PR From China Jailed Money Fraud
Tuesday, 2nd April 2013
A 51-year old fugitive from China and Singapore Permanent Resident (PR) Mr. Li Huabo, who is wanted by Interpol for alleged embezzlement in China, was sentenced to 15 months imprisonment for "receiving stolen money" amounting to more than S$180,000 in his Singapore bank accounts. The Commercial Affairs Department has also frozen about S$1.8 million of his assets here, as they were suspected to be the proceeds of crime. During the trial that was held in Singapore Subordinate Court, Mr. Li claimed his personal wealth was built through businesses on the sidelines and not through embezzlement. His last drawn monthly salary was 3000 yuan (S$600) working as as a low-level government accountant in Poyang County. He said, "They were all my own money," and insisted he had been framed by former co-workers.
He fled China in 2011 after allegedly embezzling 94 million yuan (nearly SGD$19 million) between 2006 and 2010 from special funds set up to help the county’s one million poor residents. The part of his stolen funds were allegedly transferred to his United Overseas Bank account in three sums of S$73,939, S$35,009 and S$73,775, between 6th Dec 2010 and 15th Jan 2011. Li was said to have made counterfeit government seals to endorse official documents and authorized payments for fictitious projects, subsequently diverting the money to an account he and his accomplices had set up. The scheme went on for about five years, after which Li fled China with his family. He obtained his Singapore PR in November 2010 through Contact Singapore’s Global Investor Program (GIP) where invested S$1.5 million into a GIP-approved fund. He and his family (wife and their two teenage daughters) also bought a S$1.3 million luxurious apartment in Singapore when they arrived.
Meanwhile, back in China, the embezzlement case has implicated 57 people in Poyang county (Jiangxi province), including a section director at Poyang county’s finance bureau, Mr. Li's boss, who was sentenced to 19 years in jail for his role in the embezzlement. Ouyang was a powerful figure in Poyang, running the finance department and sitting on the local branch of a nationwide political advisory body.
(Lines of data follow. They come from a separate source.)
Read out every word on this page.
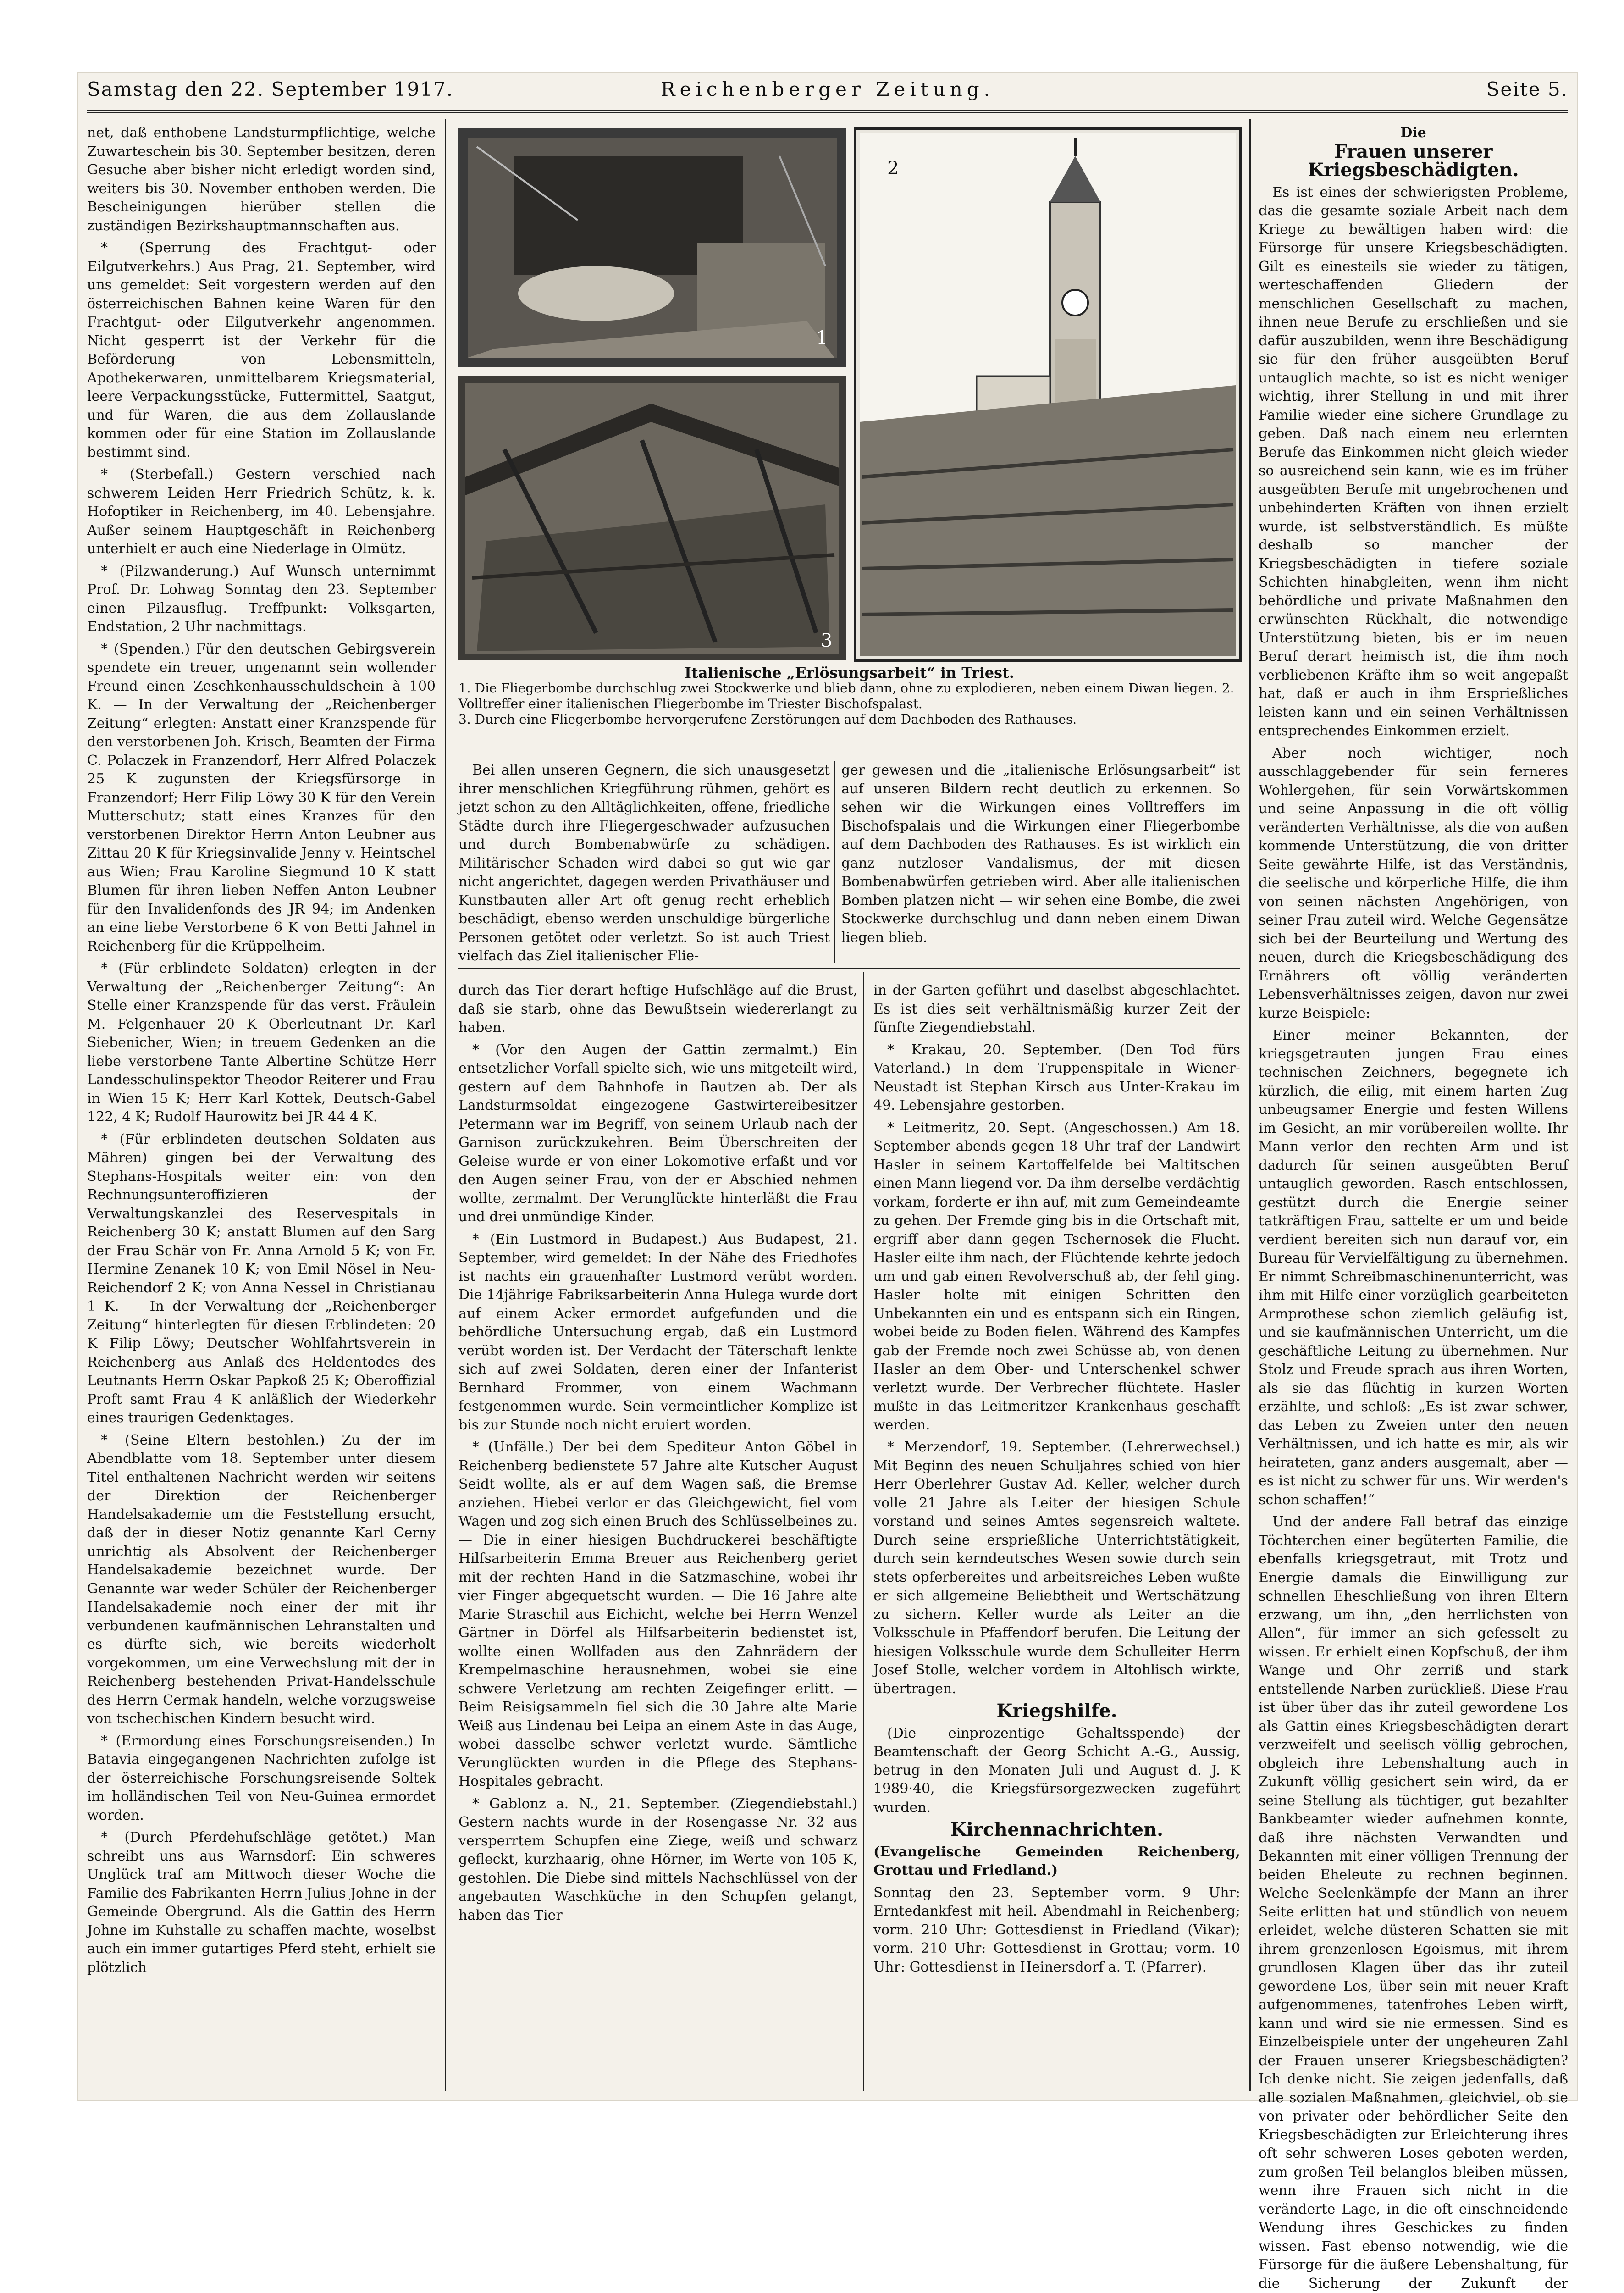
Samstag den 22. September 1917.	Reichenberger Zeitung.	Seite 5.

net, daß enthobene Landsturmpflichtige, welche Zuwarteschein bis 30. September besitzen, deren Gesuche aber bisher nicht erledigt worden sind, weiters bis 30. November enthoben werden. Die Bescheinigungen hierüber stellen die zuständigen Bezirkshauptmannschaften aus.

* (Sperrung des Frachtgut- oder Eilgutverkehrs.) Aus Prag, 21. September, wird uns gemeldet: Seit vorgestern werden auf den österreichischen Bahnen keine Waren für den Frachtgut- oder Eilgutverkehr angenommen. Nicht gesperrt ist der Verkehr für die Beförderung von Lebensmitteln, Apothekerwaren, unmittelbarem Kriegsmaterial, leere Verpackungsstücke, Futtermittel, Saatgut, und für Waren, die aus dem Zollauslande kommen oder für eine Station im Zollauslande bestimmt sind.

* (Sterbefall.) Gestern verschied nach schwerem Leiden Herr Friedrich Schütz, k. k. Hofoptiker in Reichenberg, im 40. Lebensjahre. Außer seinem Hauptgeschäft in Reichenberg unterhielt er auch eine Niederlage in Olmütz.

* (Pilzwanderung.) Auf Wunsch unternimmt Prof. Dr. Lohwag Sonntag den 23. September einen Pilzausflug. Treffpunkt: Volksgarten, Endstation, 2 Uhr nachmittags.

* (Spenden.) Für den deutschen Gebirgsverein spendete ein treuer, ungenannt sein wollender Freund einen Zeschkenhausschuldschein à 100 K. — In der Verwaltung der „Reichenberger Zeitung“ erlegten: Anstatt einer Kranzspende für den verstorbenen Joh. Krisch, Beamten der Firma C. Polaczek in Franzendorf, Herr Alfred Polaczek 25 K zugunsten der Kriegsfürsorge in Franzendorf; Herr Filip Löwy 30 K für den Verein Mutterschutz; statt eines Kranzes für den verstorbenen Direktor Herrn Anton Leubner aus Zittau 20 K für Kriegsinvalide Jenny v. Heintschel aus Wien; Frau Karoline Siegmund 10 K statt Blumen für ihren lieben Neffen Anton Leubner für den Invalidenfonds des JR 94; im Andenken an eine liebe Verstorbene 6 K von Betti Jahnel in Reichenberg für die Krüppelheim.

* (Für erblindete Soldaten) erlegten in der Verwaltung der „Reichenberger Zeitung“: An Stelle einer Kranzspende für das verst. Fräulein M. Felgenhauer 20 K Oberleutnant Dr. Karl Siebenicher, Wien; in treuem Gedenken an die liebe verstorbene Tante Albertine Schütze Herr Landesschulinspektor Theodor Reiterer und Frau in Wien 15 K; Herr Karl Kottek, Deutsch-Gabel 122, 4 K; Rudolf Haurowitz bei JR 44 4 K.

* (Für erblindeten deutschen Soldaten aus Mähren) gingen bei der Verwaltung des Stephans-Hospitals weiter ein: von den Rechnungsunteroffizieren der Verwaltungskanzlei des Reservespitals in Reichenberg 30 K; anstatt Blumen auf den Sarg der Frau Schär von Fr. Anna Arnold 5 K; von Fr. Hermine Zenanek 10 K; von Emil Nösel in Neu-Reichendorf 2 K; von Anna Nessel in Christianau 1 K. — In der Verwaltung der „Reichenberger Zeitung“ hinterlegten für diesen Erblindeten: 20 K Filip Löwy; Deutscher Wohlfahrtsverein in Reichenberg aus Anlaß des Heldentodes des Leutnants Herrn Oskar Papkoß 25 K; Oberoffizial Proft samt Frau 4 K anläßlich der Wiederkehr eines traurigen Gedenktages.

* (Seine Eltern bestohlen.) Zu der im Abendblatte vom 18. September unter diesem Titel enthaltenen Nachricht werden wir seitens der Direktion der Reichenberger Handelsakademie um die Feststellung ersucht, daß der in dieser Notiz genannte Karl Cerny unrichtig als Absolvent der Reichenberger Handelsakademie bezeichnet wurde. Der Genannte war weder Schüler der Reichenberger Handelsakademie noch einer der mit ihr verbundenen kaufmännischen Lehranstalten und es dürfte sich, wie bereits wiederholt vorgekommen, um eine Verwechslung mit der in Reichenberg bestehenden Privat-Handelsschule des Herrn Cermak handeln, welche vorzugsweise von tschechischen Kindern besucht wird.

* (Ermordung eines Forschungsreisenden.) In Batavia eingegangenen Nachrichten zufolge ist der österreichische Forschungsreisende Soltek im holländischen Teil von Neu-Guinea ermordet worden.

* (Durch Pferdehufschläge getötet.) Man schreibt uns aus Warnsdorf: Ein schweres Unglück traf am Mittwoch dieser Woche die Familie des Fabrikanten Herrn Julius Johne in der Gemeinde Obergrund. Als die Gattin des Herrn Johne im Kuhstalle zu schaffen machte, woselbst auch ein immer gutartiges Pferd steht, erhielt sie plötzlich

1
3
2
Italienische „Erlösungsarbeit“ in Triest.
1. Die Fliegerbombe durchschlug zwei Stockwerke und blieb dann, ohne zu explodieren, neben einem Diwan liegen. 2. Volltreffer einer italienischen Fliegerbombe im Triester Bischofspalast.
3. Durch eine Fliegerbombe hervorgerufene Zerstörungen auf dem Dachboden des Rathauses.

Bei allen unseren Gegnern, die sich unausgesetzt ihrer menschlichen Kriegführung rühmen, gehört es jetzt schon zu den Alltäglichkeiten, offene, friedliche Städte durch ihre Fliegergeschwader aufzusuchen und durch Bombenabwürfe zu schädigen. Militärischer Schaden wird dabei so gut wie gar nicht angerichtet, dagegen werden Privathäuser und Kunstbauten aller Art oft genug recht erheblich beschädigt, ebenso werden unschuldige bürgerliche Personen getötet oder verletzt. So ist auch Triest vielfach das Ziel italienischer Flie-

ger gewesen und die „italienische Erlösungsarbeit“ ist auf unseren Bildern recht deutlich zu erkennen. So sehen wir die Wirkungen eines Volltreffers im Bischofspalais und die Wirkungen einer Fliegerbombe auf dem Dachboden des Rathauses. Es ist wirklich ein ganz nutzloser Vandalismus, der mit diesen Bombenabwürfen getrieben wird. Aber alle italienischen Bomben platzen nicht — wir sehen eine Bombe, die zwei Stockwerke durchschlug und dann neben einem Diwan liegen blieb.

durch das Tier derart heftige Hufschläge auf die Brust, daß sie starb, ohne das Bewußtsein wiedererlangt zu haben.

* (Vor den Augen der Gattin zermalmt.) Ein entsetzlicher Vorfall spielte sich, wie uns mitgeteilt wird, gestern auf dem Bahnhofe in Bautzen ab. Der als Landsturmsoldat eingezogene Gastwirtereibesitzer Petermann war im Begriff, von seinem Urlaub nach der Garnison zurückzukehren. Beim Überschreiten der Geleise wurde er von einer Lokomotive erfaßt und vor den Augen seiner Frau, von der er Abschied nehmen wollte, zermalmt. Der Verunglückte hinterläßt die Frau und drei unmündige Kinder.

* (Ein Lustmord in Budapest.) Aus Budapest, 21. September, wird gemeldet: In der Nähe des Friedhofes ist nachts ein grauenhafter Lustmord verübt worden. Die 14jährige Fabriksarbeiterin Anna Hulega wurde dort auf einem Acker ermordet aufgefunden und die behördliche Untersuchung ergab, daß ein Lustmord verübt worden ist. Der Verdacht der Täterschaft lenkte sich auf zwei Soldaten, deren einer der Infanterist Bernhard Frommer, von einem Wachmann festgenommen wurde. Sein vermeintlicher Komplize ist bis zur Stunde noch nicht eruiert worden.

* (Unfälle.) Der bei dem Spediteur Anton Göbel in Reichenberg bedienstete 57 Jahre alte Kutscher August Seidt wollte, als er auf dem Wagen saß, die Bremse anziehen. Hiebei verlor er das Gleichgewicht, fiel vom Wagen und zog sich einen Bruch des Schlüsselbeines zu. — Die in einer hiesigen Buchdruckerei beschäftigte Hilfsarbeiterin Emma Breuer aus Reichenberg geriet mit der rechten Hand in die Satzmaschine, wobei ihr vier Finger abgequetscht wurden. — Die 16 Jahre alte Marie Straschil aus Eichicht, welche bei Herrn Wenzel Gärtner in Dörfel als Hilfsarbeiterin bedienstet ist, wollte einen Wollfaden aus den Zahnrädern der Krempelmaschine herausnehmen, wobei sie eine schwere Verletzung am rechten Zeigefinger erlitt. — Beim Reisigsammeln fiel sich die 30 Jahre alte Marie Weiß aus Lindenau bei Leipa an einem Aste in das Auge, wobei dasselbe schwer verletzt wurde. Sämtliche Verunglückten wurden in die Pflege des Stephans-Hospitales gebracht.

* Gablonz a. N., 21. September. (Ziegendiebstahl.) Gestern nachts wurde in der Rosengasse Nr. 32 aus versperrtem Schupfen eine Ziege, weiß und schwarz gefleckt, kurzhaarig, ohne Hörner, im Werte von 105 K, gestohlen. Die Diebe sind mittels Nachschlüssel von der angebauten Waschküche in den Schupfen gelangt, haben das Tier

in der Garten geführt und daselbst abgeschlachtet. Es ist dies seit verhältnismäßig kurzer Zeit der fünfte Ziegendiebstahl.

* Krakau, 20. September. (Den Tod fürs Vaterland.) In dem Truppenspitale in Wiener-Neustadt ist Stephan Kirsch aus Unter-Krakau im 49. Lebensjahre gestorben.

* Leitmeritz, 20. Sept. (Angeschossen.) Am 18. September abends gegen 18 Uhr traf der Landwirt Hasler in seinem Kartoffelfelde bei Maltitschen einen Mann liegend vor. Da ihm derselbe verdächtig vorkam, forderte er ihn auf, mit zum Gemeindeamte zu gehen. Der Fremde ging bis in die Ortschaft mit, ergriff aber dann gegen Tschernosek die Flucht. Hasler eilte ihm nach, der Flüchtende kehrte jedoch um und gab einen Revolverschuß ab, der fehl ging. Hasler holte mit einigen Schritten den Unbekannten ein und es entspann sich ein Ringen, wobei beide zu Boden fielen. Während des Kampfes gab der Fremde noch zwei Schüsse ab, von denen Hasler an dem Ober- und Unterschenkel schwer verletzt wurde. Der Verbrecher flüchtete. Hasler mußte in das Leitmeritzer Krankenhaus geschafft werden.

* Merzendorf, 19. September. (Lehrerwechsel.) Mit Beginn des neuen Schuljahres schied von hier Herr Oberlehrer Gustav Ad. Keller, welcher durch volle 21 Jahre als Leiter der hiesigen Schule vorstand und seines Amtes segensreich waltete. Durch seine ersprießliche Unterrichtstätigkeit, durch sein kerndeutsches Wesen sowie durch sein stets opferbereites und arbeitsreiches Leben wußte er sich allgemeine Beliebtheit und Wertschätzung zu sichern. Keller wurde als Leiter an die Volksschule in Pfaffendorf berufen. Die Leitung der hiesigen Volksschule wurde dem Schulleiter Herrn Josef Stolle, welcher vordem in Altohlisch wirkte, übertragen.

Kriegshilfe.

(Die einprozentige Gehaltsspende) der Beamtenschaft der Georg Schicht A.-G., Aussig, betrug in den Monaten Juli und August d. J. K 1989·40, die Kriegsfürsorgezwecken zugeführt wurden.

Kirchennachrichten.

(Evangelische Gemeinden Reichenberg, Grottau und Friedland.)

Sonntag den 23. September vorm. 9 Uhr: Erntedankfest mit heil. Abendmahl in Reichenberg; vorm. 210 Uhr: Gottesdienst in Friedland (Vikar); vorm. 210 Uhr: Gottesdienst in Grottau; vorm. 10 Uhr: Gottesdienst in Heinersdorf a. T. (Pfarrer).

Die

Frauen unserer Kriegsbeschädigten.

Es ist eines der schwierigsten Probleme, das die gesamte soziale Arbeit nach dem Kriege zu bewältigen haben wird: die Fürsorge für unsere Kriegsbeschädigten. Gilt es einesteils sie wieder zu tätigen, werteschaffenden Gliedern der menschlichen Gesellschaft zu machen, ihnen neue Berufe zu erschließen und sie dafür auszubilden, wenn ihre Beschädigung sie für den früher ausgeübten Beruf untauglich machte, so ist es nicht weniger wichtig, ihrer Stellung in und mit ihrer Familie wieder eine sichere Grundlage zu geben. Daß nach einem neu erlernten Berufe das Einkommen nicht gleich wieder so ausreichend sein kann, wie es im früher ausgeübten Berufe mit ungebrochenen und unbehinderten Kräften von ihnen erzielt wurde, ist selbstverständlich. Es müßte deshalb so mancher der Kriegsbeschädigten in tiefere soziale Schichten hinabgleiten, wenn ihm nicht behördliche und private Maßnahmen den erwünschten Rückhalt, die notwendige Unterstützung bieten, bis er im neuen Beruf derart heimisch ist, die ihm noch verbliebenen Kräfte ihm so weit angepaßt hat, daß er auch in ihm Ersprießliches leisten kann und ein seinen Verhältnissen entsprechendes Einkommen erzielt.

Aber noch wichtiger, noch ausschlaggebender für sein ferneres Wohlergehen, für sein Vorwärtskommen und seine Anpassung in die oft völlig veränderten Verhältnisse, als die von außen kommende Unterstützung, die von dritter Seite gewährte Hilfe, ist das Verständnis, die seelische und körperliche Hilfe, die ihm von seinen nächsten Angehörigen, von seiner Frau zuteil wird. Welche Gegensätze sich bei der Beurteilung und Wertung des neuen, durch die Kriegsbeschädigung des Ernährers oft völlig veränderten Lebensverhältnisses zeigen, davon nur zwei kurze Beispiele:

Einer meiner Bekannten, der kriegsgetrauten jungen Frau eines technischen Zeichners, begegnete ich kürzlich, die eilig, mit einem harten Zug unbeugsamer Energie und festen Willens im Gesicht, an mir vorübereilen wollte. Ihr Mann verlor den rechten Arm und ist dadurch für seinen ausgeübten Beruf untauglich geworden. Rasch entschlossen, gestützt durch die Energie seiner tatkräftigen Frau, sattelte er um und beide verdient bereiten sich nun darauf vor, ein Bureau für Vervielfältigung zu übernehmen. Er nimmt Schreibmaschinenunterricht, was ihm mit Hilfe einer vorzüglich gearbeiteten Armprothese schon ziemlich geläufig ist, und sie kaufmännischen Unterricht, um die geschäftliche Leitung zu übernehmen. Nur Stolz und Freude sprach aus ihren Worten, als sie das flüchtig in kurzen Worten erzählte, und schloß: „Es ist zwar schwer, das Leben zu Zweien unter den neuen Verhältnissen, und ich hatte es mir, als wir heirateten, ganz anders ausgemalt, aber — es ist nicht zu schwer für uns. Wir werden's schon schaffen!“

Und der andere Fall betraf das einzige Töchterchen einer begüterten Familie, die ebenfalls kriegsgetraut, mit Trotz und Energie damals die Einwilligung zur schnellen Eheschließung von ihren Eltern erzwang, um ihn, „den herrlichsten von Allen“, für immer an sich gefesselt zu wissen. Er erhielt einen Kopfschuß, der ihm Wange und Ohr zerriß und stark entstellende Narben zurückließ. Diese Frau ist über über das ihr zuteil gewordene Los als Gattin eines Kriegsbeschädigten derart verzweifelt und seelisch völlig gebrochen, obgleich ihre Lebenshaltung auch in Zukunft völlig gesichert sein wird, da er seine Stellung als tüchtiger, gut bezahlter Bankbeamter wieder aufnehmen konnte, daß ihre nächsten Verwandten und Bekannten mit einer völligen Trennung der beiden Eheleute zu rechnen beginnen. Welche Seelenkämpfe der Mann an ihrer Seite erlitten hat und stündlich von neuem erleidet, welche düsteren Schatten sie mit ihrem grenzenlosen Egoismus, mit ihrem grundlosen Klagen über das ihr zuteil gewordene Los, über sein mit neuer Kraft aufgenommenes, tatenfrohes Leben wirft, kann und wird sie nie ermessen. Sind es Einzelbeispiele unter der ungeheuren Zahl der Frauen unserer Kriegsbeschädigten? Ich denke nicht. Sie zeigen jedenfalls, daß alle sozialen Maßnahmen, gleichviel, ob sie von privater oder behördlicher Seite den Kriegsbeschädigten zur Erleichterung ihres oft sehr schweren Loses geboten werden, zum großen Teil belanglos bleiben müssen, wenn ihre Frauen sich nicht in die veränderte Lage, in die oft einschneidende Wendung ihres Geschickes zu finden wissen. Fast ebenso notwendig, wie die Fürsorge für die äußere Lebenshaltung, für die Sicherung der Zukunft der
Background: Poyang is one of China’s poorest counties with a population of about 1 million people. It is located on the eastern side of Lake Poyang. Lake Poyang was once the China’s largest freshwater lake of about 4,000 square kilometers, however drought and dams shrunk the lake to just 200 square kilometers. In Poyang about 400 bureaucrats handle finances for the Poyang County’s 29 townships.